Art School has established itself as London Fashion Week’s torch-bearer for diversity. It has consistently championed those from all walks of life, using trans models, models from all ethnicities, short, tall, fat, thin, young, old. Breaking down the constraints of menswear and womenswear, the brand is also unisex, tailoring its clothes to all. Over the years, it has grown a community of like-minded individuals – weirdos, ravers, lovers and outsiders – to build one succinct brand identity.
“Art School is a cross-section of lots of different communities,” he agrees. “We’ve always been led by the cast. For this season, rather than there being any overarching themes that inspired the clothes, it was really the people that led it.”
Throughout lockdown, Loweth has been working on Art School’s SS21 collection, titled Therapy, with a total 54 looks. Hefty stuff.
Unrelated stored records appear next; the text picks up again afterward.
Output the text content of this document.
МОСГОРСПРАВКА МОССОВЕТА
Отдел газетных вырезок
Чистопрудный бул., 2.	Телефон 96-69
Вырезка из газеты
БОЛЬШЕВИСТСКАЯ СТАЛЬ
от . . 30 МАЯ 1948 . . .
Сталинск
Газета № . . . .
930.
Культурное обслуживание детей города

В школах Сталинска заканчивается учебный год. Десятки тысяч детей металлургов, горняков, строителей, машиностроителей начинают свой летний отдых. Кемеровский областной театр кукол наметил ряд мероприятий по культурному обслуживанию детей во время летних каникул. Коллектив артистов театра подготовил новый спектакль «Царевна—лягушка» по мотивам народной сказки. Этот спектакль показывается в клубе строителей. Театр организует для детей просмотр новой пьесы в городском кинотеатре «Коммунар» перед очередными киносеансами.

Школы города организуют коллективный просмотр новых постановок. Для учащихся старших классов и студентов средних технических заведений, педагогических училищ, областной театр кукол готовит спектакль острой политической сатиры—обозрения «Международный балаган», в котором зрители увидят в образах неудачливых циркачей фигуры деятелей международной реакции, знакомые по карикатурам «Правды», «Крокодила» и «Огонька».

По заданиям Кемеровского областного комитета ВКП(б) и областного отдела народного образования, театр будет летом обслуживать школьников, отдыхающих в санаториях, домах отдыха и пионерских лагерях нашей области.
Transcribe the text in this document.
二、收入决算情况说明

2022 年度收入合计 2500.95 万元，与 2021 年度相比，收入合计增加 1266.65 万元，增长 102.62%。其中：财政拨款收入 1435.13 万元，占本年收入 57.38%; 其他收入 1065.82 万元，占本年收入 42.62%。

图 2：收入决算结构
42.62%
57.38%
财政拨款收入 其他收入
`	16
But for the first time, he’s ready to introduce sexiness through refined tailoring, adding bias cuts, body contouring by way of stretched fabrics, and tightly cinched waists. It’s personal for Loweth, though – he’s back on the dating scene after spending four years with Barratt.
“I’m ready to step up and introduce sexiness to Art School – it’s something we’d never really touched on before, but I like the idea of dipping my toe in.”
The past six months has been an evolution of sorts for Loweth. Standing back and taking the helm of a company once co-owned by himself and his partner was tough. They’re on good terms, and Barratt still remains his “best friend for life”, but coupled with the drastic change of direction for Art School and the global pandemic of the past few months, it was a chance to reflect and, in a way, go full-circle.
This collection unites Art School’s past, present and future – something Loweth was keen to do before starting the design process. Rather than make the transition of brand-spanking-new-Art-School too quickly, Loweth has chosen to respect the work and dedication the duo has put into the label, while looking out into the near, glittering, future.
“These designs are opening the door to new things,” he adds. “But rather than make that change too soon, I wanted to create something that felt like a full circle. It’s all very well and good that I’m taking over and wanting to do loads of new things, but I don’t want to alienate the community of people we have built up already.”
While Art School’s collection now sees a sexier side – a more refined side – its ethics are still clear. It remains a champion for real diversity, still tapping into the queer culture held firmly at the label’s core. But as for what the future holds for Art School, you’ll have to wait and see:
“It’s about making changes in a way that feels right for the whole brand.”